First experimental evidence of a boron fullerene

The first experimental evidence for a boron fullerene has been produced by researchers in the US and China.¹ Unlike the football shaped C₆₀ structure of buckminsterfullerene, the boron structure has very different symmetry, with a box-like shape containing both hexagonal and heptagonal holes. The researchers now hope that their findings will enable other boron fullerenes to be produced.

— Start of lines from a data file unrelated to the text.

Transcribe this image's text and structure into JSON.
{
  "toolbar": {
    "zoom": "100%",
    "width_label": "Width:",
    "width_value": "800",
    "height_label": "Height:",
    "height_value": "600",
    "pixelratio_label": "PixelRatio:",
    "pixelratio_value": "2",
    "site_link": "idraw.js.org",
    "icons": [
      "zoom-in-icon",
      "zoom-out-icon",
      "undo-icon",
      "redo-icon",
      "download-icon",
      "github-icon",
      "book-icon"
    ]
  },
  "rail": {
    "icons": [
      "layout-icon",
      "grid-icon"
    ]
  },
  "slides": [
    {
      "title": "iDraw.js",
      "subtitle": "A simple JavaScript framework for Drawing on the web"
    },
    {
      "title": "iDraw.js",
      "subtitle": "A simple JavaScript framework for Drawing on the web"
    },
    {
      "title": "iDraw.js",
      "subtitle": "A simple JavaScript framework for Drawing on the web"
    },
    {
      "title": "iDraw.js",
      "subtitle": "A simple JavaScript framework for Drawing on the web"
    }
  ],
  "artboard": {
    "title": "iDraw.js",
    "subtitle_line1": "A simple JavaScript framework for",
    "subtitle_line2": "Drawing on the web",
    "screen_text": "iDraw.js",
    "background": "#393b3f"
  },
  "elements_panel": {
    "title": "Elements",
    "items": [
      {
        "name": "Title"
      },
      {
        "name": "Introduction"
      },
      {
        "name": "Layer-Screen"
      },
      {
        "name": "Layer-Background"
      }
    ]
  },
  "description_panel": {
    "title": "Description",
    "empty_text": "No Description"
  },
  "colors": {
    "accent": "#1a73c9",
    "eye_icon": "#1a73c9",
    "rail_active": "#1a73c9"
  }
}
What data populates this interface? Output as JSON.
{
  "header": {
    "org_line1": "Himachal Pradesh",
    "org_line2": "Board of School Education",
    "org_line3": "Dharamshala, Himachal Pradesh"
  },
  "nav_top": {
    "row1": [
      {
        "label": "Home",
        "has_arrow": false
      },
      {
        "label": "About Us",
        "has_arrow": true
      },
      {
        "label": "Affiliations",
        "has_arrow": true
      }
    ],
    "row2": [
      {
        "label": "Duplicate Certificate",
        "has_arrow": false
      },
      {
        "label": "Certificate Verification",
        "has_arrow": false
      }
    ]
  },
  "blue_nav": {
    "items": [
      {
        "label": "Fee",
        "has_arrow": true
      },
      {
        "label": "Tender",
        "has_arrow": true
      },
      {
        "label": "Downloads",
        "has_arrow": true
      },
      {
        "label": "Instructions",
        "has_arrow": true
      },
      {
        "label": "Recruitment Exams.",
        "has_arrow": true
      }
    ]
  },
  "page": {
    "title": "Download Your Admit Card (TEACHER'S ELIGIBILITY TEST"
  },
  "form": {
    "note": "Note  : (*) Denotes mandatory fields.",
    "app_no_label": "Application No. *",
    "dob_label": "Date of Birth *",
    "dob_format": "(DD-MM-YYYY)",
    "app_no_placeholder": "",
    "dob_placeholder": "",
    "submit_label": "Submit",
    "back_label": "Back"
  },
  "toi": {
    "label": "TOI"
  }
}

Boron cannot form a direct B₆₀ analogue of buckminsterfullerene because it has only three electrons in its outer shell, so after forming three bonds it has no free electrons remaining to form the delocalised p-network essential to the stability of C₆₀. In 2007, however, Boris Yakobson and colleagues at Rice University, US, proposed that this electron deficiency could be overcome by inserting an extra boron atom into the centre of each hexagon, forming B₈₀.² And in June, Chinese scientists calculated that a the boron fullerene B₃₈ would be stable.³

The stability of these hollow-cage structures has subsequently been challenged, but now Lai-Sheng Wang at Brown University, US, and colleagues have used two different electronic structure algorithms to calculate the most stable possible structure of B₄₀. Both programs indicate that, by a considerable margin, the most stable isomer is a distorted fullerene with a hexagonal hole on the top and bottom and four heptagonal holes around the waist. They have christened this structure borospherene.

Isomer mix

The bonding network is highly complex and completely delocalised. The majority of the electrons are contained in three-centre, two-electron s-bonds, but there are also six-centre s-bonds and multi-centre p-bonds. The structure partly owes its stability to the very high energy gap between the highest occupied molecular orbital (HOMO) and the lowest unoccupied molecular orbital (LUMO), which, at 3.13eV, is larger than that of buckminsterfullerene. Unfortunately, it was not possible to directly test the chemical structure of neutral B₄₀, so the researchers calculated the structure of the B₄₀^- ion. Here things get tricky: an electron added to B₄₀ has to go into the high energy LUMO. The HOMO/LUMO band gap that had previously kept the fullerene structure stable now destabilises it, and a quasiplanar isomer now becomes slightly more stable. The difference, however, is marginal, so the researchers calculate that gaseous B₄₀^- should be a mixture of the two isomers.

The team then vaporised bulk boron with a laser and separated the molecular clusters using a mass spectrometer. They calculated the predicted photoelectron spectra of both quasiplanar and the fullerene B₄₀^- isomers and compared these with a measured spectrum of the B₄₀^- gas. The measured spectrum did not match either calculated spectrum, but it matched a combination of the two nicely. This suggests that, as predicted, the B₄₀^- ions were a mixture of quasiplanar and fullerene isomers. ‘If this interpretation is correct, we have observed the first boron fullerene,’ says Wang.

The team now wants to investigate the properties of their material further and ascertain whether other boron fullerenes exist. Although borospherene should be stable under vacuum, even at high temperatures, the electron deficiency of boron is likely to mean that, unlike buckminsterfullerene molecules, which are only attracted to each other weakly by van der Waals’ forces, it may be possible to join boron fullerenes into giant structures or add other molecules to the outside to functionalise them, although Wang emphasises that, at present ‘we don’t really know’.

Yakobson is intrigued, and looks forward to finding out whether B₈₀ can be made and, if so, what its structure is. He discusses whether the researchers can truly be said to have observed the fullerene structure, given that their conclusions rest on a theoretical interpretation of spectroscopic data. ‘Altogether their argument seems convincing, but the word “observed” is maybe a little bit of a stretch,’ he says, ‘at least in the common sense of this word.’